Ok.. the Amazon S3 system it is, but... how? I need to backup my data and maintain the original file metadata, like the GID, UID, timestamp and umask. A lot like the tried and true "TAR" utility does. There are a couple of freeware utilities to choose from that will allow you to upload files to S3. There is Jets3t. But it doesn't support UIDs or GIDs or Filemasks in a Unix/Linux environment. There is the very good s3sync utility. But I found that when I used it, I could not reliably get all of my data uploaded without it hanging. I never figured out why. Perhaps 15G was too much? PerhapsPerhaps it was something far simpler. So.. now what? (see the next section)
Why re-invent the wheel? TAR, ZIP and RAR have been archiving files for years. And they do it very well. TAR was designed from the start for backups on a unix system. So lets leverage the power of TAR. But how do I make TAR store it's archives on S3? With JS3tream of course? Think of JS3tream as a bridge between the Amazon S3 system, and your backup software. JS3tream will read STDOUT from your tar utility, and store the stream on S3. Then, JS3tream can read the stream back from S3, and pipe it to tar on STDIN. Voila... Reliable TAR archives to a reliable offsite data store!
JS3tream was written in Java. I chose to write it in Java for a few reasons. One because I've been writing java code since about 1995 and am very familiar with it. Two: it's cross platform, so this solution should work anywhere that a JVM will run. Three: Java and WebServices get along very nicely. Thanks to the Apache Axis Project.
JS3tream is nothing more than a bridge between the Amazon S3 system and you. It abstracts the complexity of using the S3 service for such a simple task as storing raw data. This is why JS3tream is so simple to use.
When streaming data to S3 through JS3tream, JS3tream will take your data, break it up into manageable chunks, and store each chunk into a single S3 object within the S3 Bucket you named.

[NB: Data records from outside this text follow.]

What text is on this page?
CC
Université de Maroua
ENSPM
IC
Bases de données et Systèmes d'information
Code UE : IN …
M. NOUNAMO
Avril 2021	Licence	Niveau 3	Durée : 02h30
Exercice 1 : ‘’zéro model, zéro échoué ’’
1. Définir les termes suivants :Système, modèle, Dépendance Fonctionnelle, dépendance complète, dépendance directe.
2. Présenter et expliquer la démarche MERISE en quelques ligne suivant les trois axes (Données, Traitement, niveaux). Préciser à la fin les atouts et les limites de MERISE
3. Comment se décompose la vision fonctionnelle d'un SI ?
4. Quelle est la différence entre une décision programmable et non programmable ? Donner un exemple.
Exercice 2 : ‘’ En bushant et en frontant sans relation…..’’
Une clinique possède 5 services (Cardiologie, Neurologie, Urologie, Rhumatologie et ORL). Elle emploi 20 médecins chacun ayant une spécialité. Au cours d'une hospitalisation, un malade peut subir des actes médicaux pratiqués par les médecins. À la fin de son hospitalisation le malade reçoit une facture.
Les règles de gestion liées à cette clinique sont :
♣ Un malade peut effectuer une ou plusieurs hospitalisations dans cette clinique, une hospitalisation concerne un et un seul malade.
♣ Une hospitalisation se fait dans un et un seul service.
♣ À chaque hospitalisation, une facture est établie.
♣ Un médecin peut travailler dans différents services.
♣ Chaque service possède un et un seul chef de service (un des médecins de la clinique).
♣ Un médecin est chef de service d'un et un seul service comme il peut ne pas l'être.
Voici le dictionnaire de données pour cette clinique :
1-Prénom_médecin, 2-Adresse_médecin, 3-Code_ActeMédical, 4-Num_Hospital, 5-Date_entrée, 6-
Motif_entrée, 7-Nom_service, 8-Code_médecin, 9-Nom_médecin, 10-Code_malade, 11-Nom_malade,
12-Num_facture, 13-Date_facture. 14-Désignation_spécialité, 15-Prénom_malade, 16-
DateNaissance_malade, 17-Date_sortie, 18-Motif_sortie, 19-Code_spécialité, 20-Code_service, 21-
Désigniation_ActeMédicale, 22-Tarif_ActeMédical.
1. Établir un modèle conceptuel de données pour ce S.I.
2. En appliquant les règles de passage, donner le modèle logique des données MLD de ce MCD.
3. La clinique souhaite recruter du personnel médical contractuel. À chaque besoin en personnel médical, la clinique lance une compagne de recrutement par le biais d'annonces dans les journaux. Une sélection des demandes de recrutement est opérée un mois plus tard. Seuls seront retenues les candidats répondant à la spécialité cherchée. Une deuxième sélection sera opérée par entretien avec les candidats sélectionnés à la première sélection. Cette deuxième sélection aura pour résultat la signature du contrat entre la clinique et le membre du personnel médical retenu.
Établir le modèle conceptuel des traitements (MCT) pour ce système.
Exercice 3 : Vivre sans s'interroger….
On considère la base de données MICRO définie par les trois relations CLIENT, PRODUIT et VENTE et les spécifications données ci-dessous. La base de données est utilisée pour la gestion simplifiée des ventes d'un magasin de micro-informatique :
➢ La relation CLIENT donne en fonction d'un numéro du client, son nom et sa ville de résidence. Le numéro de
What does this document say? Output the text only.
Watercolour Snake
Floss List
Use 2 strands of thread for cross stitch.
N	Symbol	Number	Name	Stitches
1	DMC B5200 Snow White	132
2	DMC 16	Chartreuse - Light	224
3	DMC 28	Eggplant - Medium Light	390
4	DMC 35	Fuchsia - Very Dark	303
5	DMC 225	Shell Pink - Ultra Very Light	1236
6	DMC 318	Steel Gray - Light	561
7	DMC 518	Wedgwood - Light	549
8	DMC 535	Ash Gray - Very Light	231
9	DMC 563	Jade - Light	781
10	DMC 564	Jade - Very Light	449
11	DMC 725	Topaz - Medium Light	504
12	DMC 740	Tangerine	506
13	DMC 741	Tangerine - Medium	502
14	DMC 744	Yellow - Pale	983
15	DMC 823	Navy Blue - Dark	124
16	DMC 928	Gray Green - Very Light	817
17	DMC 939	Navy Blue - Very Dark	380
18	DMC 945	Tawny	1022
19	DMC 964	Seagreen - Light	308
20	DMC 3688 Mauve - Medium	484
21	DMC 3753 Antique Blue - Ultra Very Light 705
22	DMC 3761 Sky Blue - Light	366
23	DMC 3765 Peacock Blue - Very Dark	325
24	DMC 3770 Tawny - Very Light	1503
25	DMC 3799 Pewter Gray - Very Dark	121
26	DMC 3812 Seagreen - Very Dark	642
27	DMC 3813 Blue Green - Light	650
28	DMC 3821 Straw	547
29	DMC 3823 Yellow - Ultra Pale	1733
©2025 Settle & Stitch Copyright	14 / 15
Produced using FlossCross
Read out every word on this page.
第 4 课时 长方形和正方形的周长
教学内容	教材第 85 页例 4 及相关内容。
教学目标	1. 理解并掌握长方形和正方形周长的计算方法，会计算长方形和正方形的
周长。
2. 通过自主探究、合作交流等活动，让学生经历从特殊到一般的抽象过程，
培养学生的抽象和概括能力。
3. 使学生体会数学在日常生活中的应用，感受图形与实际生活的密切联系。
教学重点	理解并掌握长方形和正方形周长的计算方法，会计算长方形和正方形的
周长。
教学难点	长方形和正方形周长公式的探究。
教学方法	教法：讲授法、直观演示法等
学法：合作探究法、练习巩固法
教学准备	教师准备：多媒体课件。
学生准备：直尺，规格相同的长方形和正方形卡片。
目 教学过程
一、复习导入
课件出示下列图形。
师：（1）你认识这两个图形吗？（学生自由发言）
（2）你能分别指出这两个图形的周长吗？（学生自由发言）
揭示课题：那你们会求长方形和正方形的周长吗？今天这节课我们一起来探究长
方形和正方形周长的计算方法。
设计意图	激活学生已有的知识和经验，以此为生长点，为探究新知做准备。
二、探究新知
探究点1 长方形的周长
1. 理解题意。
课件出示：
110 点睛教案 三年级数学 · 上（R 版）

Within the Amazon S3 bucket, there will be a service of S3 Objects named 0000000000 -> 999999999999. Each of these objects represents a chunk of your streamed data. If you did not have access to JS3tream, you could actually download each object one at a time, and concat them together to rebuild your original stream manually. For this reason, JS3tream is quite flexible, because if for what ever reason, JS3tream is failing you on your restore, you can still get your original data.
When streaming data back from S3 to your machine, JS3tream will read each of your original data chunks in order, and pipe the output of each chunk to STDOUT.
Special thanks to David Soergel who wrote s3napback. A very nice perl wrapper for JS3tream that does a good job of automating the backup of your data. Including automatic rotation of backup sets, data encryption, and MySQL support.
If you would prefer JS3tream by itself, Download from the main Sourceforge site
To install, simply unzip or untar the downloaded file to a directory.
Then, from the command line and within the installed directory the following to see how to use JS3tream.
java -jar js3tream.jar -h
Look at the How To section for more usage examples.
JS3tream is licensed under the GNU LESSER GENERAL PUBLIC LICENSE. I'm a big fan of free software, and hope this gives some back to the OpenSource community. In short, your free to use JS3tream for pretty much anything you want. But you can't charge any money to other people for JS3tream, or use JS3tream in any commercial programs.